A questão de como apresentar o verso falado de um poeta continua sendo um desafio.
O melhor rap consegue o feito quase milagroso de intensificar a apreciação do ouvinte tanto no que diz respeito à poesia quanto à música, como se cada um desses elementos acentuasse, de alguma maneira, os giros e as texturas do outro. Mas o verso dos raps é fortemente metrificado e definido pela rima. Como, então, acompanhar o verso livre que, ocasionalmente, evolui para breves episódios de rapsódia metrificada, como se dá nos poemas de A nova utopia?
Dário se vale de várias estratégias extremamente eficazes. Tons dissonantes surgem, numa textura que os sustenta e os modula. Eles caem e se recompõem. Eles formam a malha sobre a qual frequentemente as palavras de sentimentos tácteis de Bonvicino podem pairar, ser rebatidas ou derrubadas. Dário altera inclusive a velocidade do verso. A voz que grava é acelerada ou ralentada; ela encontra certas disfunções que fazem com que uma frase venha a ser repetida, às vezes numa forma alterada.
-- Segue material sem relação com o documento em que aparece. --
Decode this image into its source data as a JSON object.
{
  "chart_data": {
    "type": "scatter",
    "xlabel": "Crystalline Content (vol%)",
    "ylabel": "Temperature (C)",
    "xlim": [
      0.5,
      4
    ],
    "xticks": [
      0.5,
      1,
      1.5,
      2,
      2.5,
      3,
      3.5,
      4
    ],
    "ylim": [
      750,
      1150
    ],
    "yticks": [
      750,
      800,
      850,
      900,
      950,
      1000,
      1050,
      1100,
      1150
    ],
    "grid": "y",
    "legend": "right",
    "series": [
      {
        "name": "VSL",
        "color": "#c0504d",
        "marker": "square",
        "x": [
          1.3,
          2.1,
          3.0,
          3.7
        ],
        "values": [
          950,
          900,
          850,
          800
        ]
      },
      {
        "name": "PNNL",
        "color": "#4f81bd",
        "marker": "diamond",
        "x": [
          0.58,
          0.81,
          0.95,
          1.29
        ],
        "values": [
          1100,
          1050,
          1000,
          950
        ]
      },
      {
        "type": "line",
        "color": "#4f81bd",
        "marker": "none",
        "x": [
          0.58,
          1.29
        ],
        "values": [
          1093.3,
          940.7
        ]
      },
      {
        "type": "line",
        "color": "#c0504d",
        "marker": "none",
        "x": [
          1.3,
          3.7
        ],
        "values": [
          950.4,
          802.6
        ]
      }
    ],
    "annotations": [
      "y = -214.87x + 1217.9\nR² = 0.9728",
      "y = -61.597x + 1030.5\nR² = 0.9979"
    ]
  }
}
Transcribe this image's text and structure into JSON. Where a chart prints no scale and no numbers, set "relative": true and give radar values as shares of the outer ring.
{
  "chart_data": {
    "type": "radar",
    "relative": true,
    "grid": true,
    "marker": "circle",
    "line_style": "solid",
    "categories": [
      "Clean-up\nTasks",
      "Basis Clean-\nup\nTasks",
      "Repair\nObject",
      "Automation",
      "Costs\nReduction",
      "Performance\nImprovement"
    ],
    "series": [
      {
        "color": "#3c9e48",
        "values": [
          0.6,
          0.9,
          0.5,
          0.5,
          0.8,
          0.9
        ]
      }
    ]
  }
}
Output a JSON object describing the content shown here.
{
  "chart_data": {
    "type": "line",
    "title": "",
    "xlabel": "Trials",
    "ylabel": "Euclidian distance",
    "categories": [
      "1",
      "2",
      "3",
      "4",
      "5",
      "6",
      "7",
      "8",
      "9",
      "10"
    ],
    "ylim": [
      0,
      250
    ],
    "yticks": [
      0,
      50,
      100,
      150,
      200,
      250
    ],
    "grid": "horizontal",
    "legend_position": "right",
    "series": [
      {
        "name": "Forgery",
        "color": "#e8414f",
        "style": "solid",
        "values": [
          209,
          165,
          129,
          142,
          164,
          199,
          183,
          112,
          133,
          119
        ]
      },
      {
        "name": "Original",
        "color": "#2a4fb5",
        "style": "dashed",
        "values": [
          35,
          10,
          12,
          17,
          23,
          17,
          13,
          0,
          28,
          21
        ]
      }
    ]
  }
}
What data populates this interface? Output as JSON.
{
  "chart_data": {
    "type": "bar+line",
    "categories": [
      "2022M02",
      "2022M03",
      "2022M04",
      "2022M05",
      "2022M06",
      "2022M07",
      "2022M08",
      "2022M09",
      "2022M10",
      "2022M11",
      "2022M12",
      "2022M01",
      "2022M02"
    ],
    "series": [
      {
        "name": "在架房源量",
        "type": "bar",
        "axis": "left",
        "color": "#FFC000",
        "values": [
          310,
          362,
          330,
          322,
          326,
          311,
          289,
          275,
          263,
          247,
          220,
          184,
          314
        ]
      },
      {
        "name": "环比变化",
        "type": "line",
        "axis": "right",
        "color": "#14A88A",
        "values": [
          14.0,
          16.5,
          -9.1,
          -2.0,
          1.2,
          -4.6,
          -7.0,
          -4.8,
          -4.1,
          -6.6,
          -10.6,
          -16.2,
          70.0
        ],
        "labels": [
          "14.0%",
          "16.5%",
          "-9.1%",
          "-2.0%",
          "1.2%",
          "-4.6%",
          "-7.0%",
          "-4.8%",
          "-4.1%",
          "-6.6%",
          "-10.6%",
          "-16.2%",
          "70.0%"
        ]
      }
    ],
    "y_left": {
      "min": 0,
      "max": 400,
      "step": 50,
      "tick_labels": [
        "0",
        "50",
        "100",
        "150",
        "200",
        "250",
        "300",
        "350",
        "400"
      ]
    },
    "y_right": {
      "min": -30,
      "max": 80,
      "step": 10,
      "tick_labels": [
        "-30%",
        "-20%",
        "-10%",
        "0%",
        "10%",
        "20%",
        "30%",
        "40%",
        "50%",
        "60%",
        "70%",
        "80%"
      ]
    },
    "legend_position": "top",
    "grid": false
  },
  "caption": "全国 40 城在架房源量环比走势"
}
Esta tática impede que o ouvinte se ache num estado de consumação passiva. É um toque brechtiano, como se alguém nos dissesse: isso é um poema, e os modos como ele pode ser lido e recebido são infinitos. Fique alerta, não o abandone.
Muitos dos poemas são apresentados pelo poeta que os recita desacompanhado. Como performer de poesia Bonvicino é formidável. A cada palavra expressa somos capazes de perceber seu peso sônico, sua textura, suas evocações. A voz de Bonvicino tem um tom baixo e ressoa como se fosse de uma câmara. A presente coletânea é constituída por 17 peças, sendo que três delas são lidas pela soprano Caroline De Comi. Seu tom de voz mais alto contrasta com o de Bonvicino, grave e baritonal, produzindo um sensível efeito. De Comi recita “Notícias da Síria” acompanhada pelo alaúde de Rajana Olba, e o contraste que há entre o som plangente desse solo do instrumento de cordas e os sons sintéticos compósitos criados por Dário confere à coletânea um equilíbrio que consegue captar a atenção do ouvinte até o fim.
Dan Hanrahan é poeta, músico, dramaturgo e performer. Ele vive em Chicago.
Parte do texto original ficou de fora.